I have been dating my bf for almost two years. I have generally noticed that he has a low EQ as in he doesnt know how to comfort me if I am feeling upset (for example, if i cry because I dropped and broke my phone). He doesnt seem to be able to handle me when I get emotional about something. If I cry, he will tend to stare at me blankly and not try to comfort me. He is also unempathetic, because he will tend to say things bluntly, and not take into account my feelings, but he never means to say these things to hurt me. If I let him down in any way, he wont automatically forgive me, but he says where I went wrong and how disappointed he was. He is also very inflexible, it is very hard to persuade him to think of things in my view, and also he doesnt want to compromise a lot of the time. He's also quiet, and my friends see him as a bit of a loner. He doesnt have any close friends, and has never had a gf for more than a few months. He seems a bit socially awkward cos he doesnt have much conversational ability. Most of his vocab are one word replies, and he doesnt know how to continue a conversation. He also never says that he loves me, he doesn't say I am beautiful or pretty (he sometimes says I am cute), he never writes me cards, or send me flowers. He says he finds it difficult to buy a gift for me because he doesnt know what i like. I asked him if he loved me, and he said that he did, but he doesnt come out with it himself. He sometimes says things like he wishes I was more logical and resolute. I ask him so what he likes about me, he says he likes other aspects of my personality like my considerateness and also my sense of humour. He never gushes about me, or says how lucky he is, or how amazing I am etc etc.

 

Do you think that it matters if your partner is a good hearted man inside but has low EQ (but it isn't his fault)?

 

Be careful here that you do not assume things about this man that are untrue.

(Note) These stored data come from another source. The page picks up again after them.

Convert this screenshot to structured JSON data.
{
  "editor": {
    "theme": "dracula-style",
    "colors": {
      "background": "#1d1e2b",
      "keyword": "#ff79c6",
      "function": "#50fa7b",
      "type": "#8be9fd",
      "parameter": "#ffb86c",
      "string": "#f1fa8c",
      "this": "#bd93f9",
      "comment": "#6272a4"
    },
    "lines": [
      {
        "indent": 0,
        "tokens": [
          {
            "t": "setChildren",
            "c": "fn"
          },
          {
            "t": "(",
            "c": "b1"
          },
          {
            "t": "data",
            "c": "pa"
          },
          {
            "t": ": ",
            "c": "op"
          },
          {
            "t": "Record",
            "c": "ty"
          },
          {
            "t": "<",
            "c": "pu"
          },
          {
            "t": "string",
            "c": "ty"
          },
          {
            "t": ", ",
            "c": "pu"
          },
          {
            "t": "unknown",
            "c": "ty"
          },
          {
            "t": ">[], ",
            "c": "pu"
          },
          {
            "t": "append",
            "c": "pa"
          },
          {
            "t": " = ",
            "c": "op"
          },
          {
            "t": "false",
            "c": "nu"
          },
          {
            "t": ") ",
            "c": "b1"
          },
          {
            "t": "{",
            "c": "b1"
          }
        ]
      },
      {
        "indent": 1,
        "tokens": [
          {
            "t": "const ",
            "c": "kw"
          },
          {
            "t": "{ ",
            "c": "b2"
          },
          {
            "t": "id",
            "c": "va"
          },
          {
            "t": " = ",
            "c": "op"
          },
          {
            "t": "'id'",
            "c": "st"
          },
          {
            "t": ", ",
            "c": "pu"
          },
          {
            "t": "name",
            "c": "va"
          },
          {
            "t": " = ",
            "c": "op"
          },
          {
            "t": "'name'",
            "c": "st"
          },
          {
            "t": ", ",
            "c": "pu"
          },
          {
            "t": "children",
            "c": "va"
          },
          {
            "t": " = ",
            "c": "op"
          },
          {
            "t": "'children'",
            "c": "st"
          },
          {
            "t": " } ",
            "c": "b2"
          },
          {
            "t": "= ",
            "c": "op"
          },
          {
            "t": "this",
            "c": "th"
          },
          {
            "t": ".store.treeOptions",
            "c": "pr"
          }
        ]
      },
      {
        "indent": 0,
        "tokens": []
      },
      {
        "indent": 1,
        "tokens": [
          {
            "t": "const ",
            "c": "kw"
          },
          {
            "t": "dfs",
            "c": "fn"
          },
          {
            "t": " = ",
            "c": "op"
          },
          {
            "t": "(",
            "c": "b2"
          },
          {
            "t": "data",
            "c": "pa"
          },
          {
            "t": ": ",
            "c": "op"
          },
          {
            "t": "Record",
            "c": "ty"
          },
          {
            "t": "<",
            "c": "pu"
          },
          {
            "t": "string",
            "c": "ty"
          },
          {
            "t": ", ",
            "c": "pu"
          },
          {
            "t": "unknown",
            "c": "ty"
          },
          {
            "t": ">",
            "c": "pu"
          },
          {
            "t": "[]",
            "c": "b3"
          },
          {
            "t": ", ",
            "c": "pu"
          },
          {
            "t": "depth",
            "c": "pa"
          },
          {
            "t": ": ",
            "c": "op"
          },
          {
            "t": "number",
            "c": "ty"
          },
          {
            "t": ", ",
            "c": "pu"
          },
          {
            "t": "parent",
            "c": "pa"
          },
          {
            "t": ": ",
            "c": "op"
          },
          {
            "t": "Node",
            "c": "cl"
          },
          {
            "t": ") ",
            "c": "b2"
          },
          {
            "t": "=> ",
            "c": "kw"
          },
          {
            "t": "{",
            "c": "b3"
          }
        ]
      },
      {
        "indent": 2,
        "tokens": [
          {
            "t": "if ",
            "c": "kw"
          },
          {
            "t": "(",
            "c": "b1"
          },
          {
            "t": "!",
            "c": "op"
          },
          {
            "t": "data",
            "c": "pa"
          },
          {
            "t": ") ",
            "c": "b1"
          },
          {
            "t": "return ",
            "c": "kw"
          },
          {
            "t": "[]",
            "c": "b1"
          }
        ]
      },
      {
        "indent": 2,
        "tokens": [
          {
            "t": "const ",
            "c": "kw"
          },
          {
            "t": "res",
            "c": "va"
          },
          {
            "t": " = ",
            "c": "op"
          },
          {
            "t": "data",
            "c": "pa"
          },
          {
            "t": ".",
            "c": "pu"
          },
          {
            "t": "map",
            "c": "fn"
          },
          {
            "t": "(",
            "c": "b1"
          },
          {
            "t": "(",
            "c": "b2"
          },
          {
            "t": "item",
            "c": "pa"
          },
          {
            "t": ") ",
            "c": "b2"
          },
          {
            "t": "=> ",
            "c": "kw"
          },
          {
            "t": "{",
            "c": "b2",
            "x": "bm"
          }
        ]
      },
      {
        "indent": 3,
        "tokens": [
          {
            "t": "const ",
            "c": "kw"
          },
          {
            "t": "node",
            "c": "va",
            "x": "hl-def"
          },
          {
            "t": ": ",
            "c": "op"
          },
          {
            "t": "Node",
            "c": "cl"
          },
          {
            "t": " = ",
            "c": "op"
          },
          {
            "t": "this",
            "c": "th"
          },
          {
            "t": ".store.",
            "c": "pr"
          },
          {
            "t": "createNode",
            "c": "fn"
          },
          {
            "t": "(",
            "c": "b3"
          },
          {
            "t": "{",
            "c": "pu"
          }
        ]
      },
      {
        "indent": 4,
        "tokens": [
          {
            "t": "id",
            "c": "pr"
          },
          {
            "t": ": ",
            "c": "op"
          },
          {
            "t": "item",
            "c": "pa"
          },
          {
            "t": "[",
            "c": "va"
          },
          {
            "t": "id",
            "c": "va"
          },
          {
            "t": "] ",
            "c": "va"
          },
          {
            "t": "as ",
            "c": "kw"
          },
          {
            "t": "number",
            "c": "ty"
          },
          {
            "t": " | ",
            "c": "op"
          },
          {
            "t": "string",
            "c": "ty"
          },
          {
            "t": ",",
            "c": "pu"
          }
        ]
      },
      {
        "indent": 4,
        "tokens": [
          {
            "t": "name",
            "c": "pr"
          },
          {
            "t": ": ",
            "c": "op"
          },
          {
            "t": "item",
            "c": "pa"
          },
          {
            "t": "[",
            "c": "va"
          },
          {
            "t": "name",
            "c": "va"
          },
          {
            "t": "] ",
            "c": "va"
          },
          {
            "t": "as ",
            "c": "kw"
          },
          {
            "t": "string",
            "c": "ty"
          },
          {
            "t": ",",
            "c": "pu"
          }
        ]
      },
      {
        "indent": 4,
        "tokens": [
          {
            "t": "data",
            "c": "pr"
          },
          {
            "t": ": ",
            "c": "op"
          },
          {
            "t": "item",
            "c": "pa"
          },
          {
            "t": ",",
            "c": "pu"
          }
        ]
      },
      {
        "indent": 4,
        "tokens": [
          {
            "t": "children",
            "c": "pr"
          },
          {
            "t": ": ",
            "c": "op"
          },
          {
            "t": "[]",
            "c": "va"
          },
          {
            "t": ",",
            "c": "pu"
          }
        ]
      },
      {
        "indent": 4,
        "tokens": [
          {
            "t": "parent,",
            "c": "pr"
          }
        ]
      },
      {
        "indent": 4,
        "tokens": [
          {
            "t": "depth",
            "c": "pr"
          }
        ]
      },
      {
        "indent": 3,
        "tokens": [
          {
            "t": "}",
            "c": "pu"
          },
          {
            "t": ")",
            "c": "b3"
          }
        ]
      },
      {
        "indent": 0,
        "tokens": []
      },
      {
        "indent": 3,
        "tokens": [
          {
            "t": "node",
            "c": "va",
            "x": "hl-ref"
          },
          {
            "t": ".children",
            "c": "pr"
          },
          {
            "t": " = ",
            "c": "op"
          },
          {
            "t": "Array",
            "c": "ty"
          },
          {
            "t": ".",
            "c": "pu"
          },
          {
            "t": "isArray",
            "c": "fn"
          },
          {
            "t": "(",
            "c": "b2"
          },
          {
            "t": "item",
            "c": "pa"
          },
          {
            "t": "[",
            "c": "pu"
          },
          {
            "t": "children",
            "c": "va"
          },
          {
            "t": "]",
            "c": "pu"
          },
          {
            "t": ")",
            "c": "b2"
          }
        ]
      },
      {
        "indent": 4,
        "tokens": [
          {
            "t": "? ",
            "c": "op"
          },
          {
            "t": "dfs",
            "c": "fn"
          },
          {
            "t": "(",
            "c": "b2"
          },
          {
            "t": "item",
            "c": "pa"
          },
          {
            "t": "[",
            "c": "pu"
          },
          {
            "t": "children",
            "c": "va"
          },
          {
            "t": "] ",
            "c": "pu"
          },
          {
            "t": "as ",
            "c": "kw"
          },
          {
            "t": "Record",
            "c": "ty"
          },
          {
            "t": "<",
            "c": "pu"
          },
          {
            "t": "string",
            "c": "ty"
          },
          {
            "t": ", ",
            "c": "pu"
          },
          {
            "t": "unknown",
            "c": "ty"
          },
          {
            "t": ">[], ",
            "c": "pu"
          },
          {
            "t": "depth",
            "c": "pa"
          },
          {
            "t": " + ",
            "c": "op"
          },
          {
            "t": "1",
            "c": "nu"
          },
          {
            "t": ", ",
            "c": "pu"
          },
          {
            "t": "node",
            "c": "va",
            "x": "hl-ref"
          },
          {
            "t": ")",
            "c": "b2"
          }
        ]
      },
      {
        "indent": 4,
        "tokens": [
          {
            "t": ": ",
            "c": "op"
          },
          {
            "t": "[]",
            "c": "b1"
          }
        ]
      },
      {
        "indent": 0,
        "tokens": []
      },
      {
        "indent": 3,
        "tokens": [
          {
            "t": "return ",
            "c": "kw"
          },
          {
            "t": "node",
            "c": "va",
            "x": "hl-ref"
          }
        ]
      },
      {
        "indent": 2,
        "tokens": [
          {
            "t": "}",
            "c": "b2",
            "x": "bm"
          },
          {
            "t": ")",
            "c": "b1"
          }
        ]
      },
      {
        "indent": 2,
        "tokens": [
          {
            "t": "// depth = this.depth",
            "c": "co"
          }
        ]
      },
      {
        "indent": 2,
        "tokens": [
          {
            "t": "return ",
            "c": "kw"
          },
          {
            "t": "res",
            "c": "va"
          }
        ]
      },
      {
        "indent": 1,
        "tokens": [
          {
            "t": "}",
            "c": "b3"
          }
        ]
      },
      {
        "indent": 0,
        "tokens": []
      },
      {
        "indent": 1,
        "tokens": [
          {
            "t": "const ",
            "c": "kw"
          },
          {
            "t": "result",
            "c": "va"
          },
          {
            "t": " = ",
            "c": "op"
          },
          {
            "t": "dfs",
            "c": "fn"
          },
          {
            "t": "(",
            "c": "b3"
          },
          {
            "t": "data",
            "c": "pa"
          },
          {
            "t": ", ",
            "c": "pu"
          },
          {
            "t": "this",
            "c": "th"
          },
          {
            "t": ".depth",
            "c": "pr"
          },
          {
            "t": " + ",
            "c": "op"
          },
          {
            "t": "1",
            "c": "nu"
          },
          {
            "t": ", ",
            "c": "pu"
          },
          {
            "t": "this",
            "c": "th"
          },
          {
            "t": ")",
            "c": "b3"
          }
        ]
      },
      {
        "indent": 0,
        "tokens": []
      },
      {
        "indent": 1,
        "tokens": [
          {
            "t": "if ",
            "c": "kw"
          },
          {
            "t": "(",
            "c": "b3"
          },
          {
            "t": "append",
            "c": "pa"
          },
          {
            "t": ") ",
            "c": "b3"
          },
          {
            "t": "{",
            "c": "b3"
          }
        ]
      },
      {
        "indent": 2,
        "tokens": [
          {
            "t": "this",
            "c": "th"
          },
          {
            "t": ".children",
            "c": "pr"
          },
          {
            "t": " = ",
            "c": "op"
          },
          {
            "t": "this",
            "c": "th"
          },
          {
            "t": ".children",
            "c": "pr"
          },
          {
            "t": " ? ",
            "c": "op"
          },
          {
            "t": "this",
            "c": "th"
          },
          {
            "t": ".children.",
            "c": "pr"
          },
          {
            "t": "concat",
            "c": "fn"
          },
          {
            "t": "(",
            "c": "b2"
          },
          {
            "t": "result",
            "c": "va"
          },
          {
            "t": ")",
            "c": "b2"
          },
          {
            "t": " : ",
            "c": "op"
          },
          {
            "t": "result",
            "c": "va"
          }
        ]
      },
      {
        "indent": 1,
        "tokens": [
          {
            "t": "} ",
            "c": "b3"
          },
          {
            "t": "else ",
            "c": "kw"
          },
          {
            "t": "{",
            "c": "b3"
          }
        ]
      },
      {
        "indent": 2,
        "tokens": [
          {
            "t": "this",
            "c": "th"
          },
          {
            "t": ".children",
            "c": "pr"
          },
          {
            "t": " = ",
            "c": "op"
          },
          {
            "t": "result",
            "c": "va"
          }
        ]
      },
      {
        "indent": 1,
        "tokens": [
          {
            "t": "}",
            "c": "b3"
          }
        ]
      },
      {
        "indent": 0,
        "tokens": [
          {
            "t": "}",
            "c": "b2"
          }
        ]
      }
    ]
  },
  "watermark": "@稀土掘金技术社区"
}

YOU are "in love" and appear to be sweeping some of those highly unattractive traits under the carpet.

Try living long term with a monosyllabic man, who is honest to the point of rudeness, will never compromise or forgive, will never buy you anything and will never tell you he even likes you...

He will ruin you, it is all tantamount to abuse and no doubt that will be his next trick...

There is a reason he never has any long term gfs.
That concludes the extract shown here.